One Saturday afternoon, I decided I was a big boy and could use the bathroom without anyone’s help. So I climbed the stairs, closed and locked the door behind me, and for the next few minutes felt very self-sufficient.
Then it was time to leave. I couldn’t unlock the door. I tried with every ounce of my four year-old strength, but I couldn’t do it. I panicked. I felt like, “I might spend le rest of my life in this bathroom.” My parents—and likely the neighbors—heard my desperate scream. Are you okay?” Mother shouted through the door she couldn’t open from the outside. “Did you fall? Have you hit your head?”
I can’t unlock the door!” I yelled. “Get me out of here! I wasn’t aware of it right then, but Dad raced down the stairs, got the ladder leaned it against the side of the house just beneath the bathroom window. With adult strength He pried it open, then climbed into my prison, walked past me, and with that same strength, turned the lock and opened the door.
“Thanks, Dad,” I said—and ran out to play.

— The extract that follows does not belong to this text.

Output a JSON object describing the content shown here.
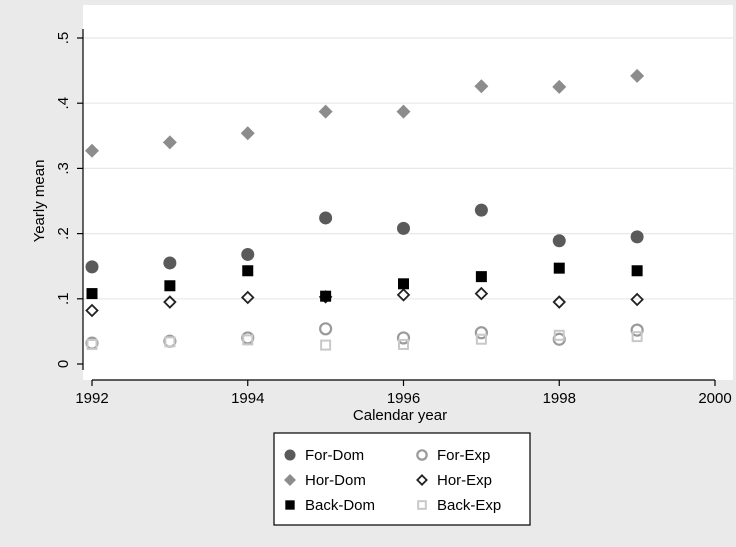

That’s how I thought the Christian life was supposed to work. When I get stuck in a tight place, I should do all I can to free myself. When I can’t, I should pray. Then God shows up. He hears my cry—“Get out of here! I want to play!”- and opens the door to the blessings I desire.
Sometimes he does. But now, no longer a child, I’m realizing the Christian life doesn’t work that way. And I wonder, are any of us content with God? Do we even like him when he doesn’t open the door we most want opened – when a marriage doesn’t heal, when our kids rebel, when friends betray, when financial reverses threaten our comfortable way of life, when health worsens despite much prayer, when loneliness intensifies and depression deepens, when ministries die?
God has climbed through the small window into my dark room. But he doesn’t walkout by me to turn the lock that I couldn’t budge. Instead, he sits down on the bathroom floor and says, “Come sit with me!” He seems to think that climbing into the room to be with me matters more than letting me out to play.
I don’t always see it that way. “Get me out of here!” I scream. If you love me unlock the door!”
Larry Crabb from The Pressure’s Off, Waterbrook Press, 2002, pp.222-223
Dear friend, the choice is ours. Either we keep asking God to give us what we think will make us happy- to escape our darkroom and run to the playground of blessings – or accept His invitation to sit with Him, for now, perhaps in darkness and to seize the opportunity to know Him better and to better represent Him to a very dark and hopeless world.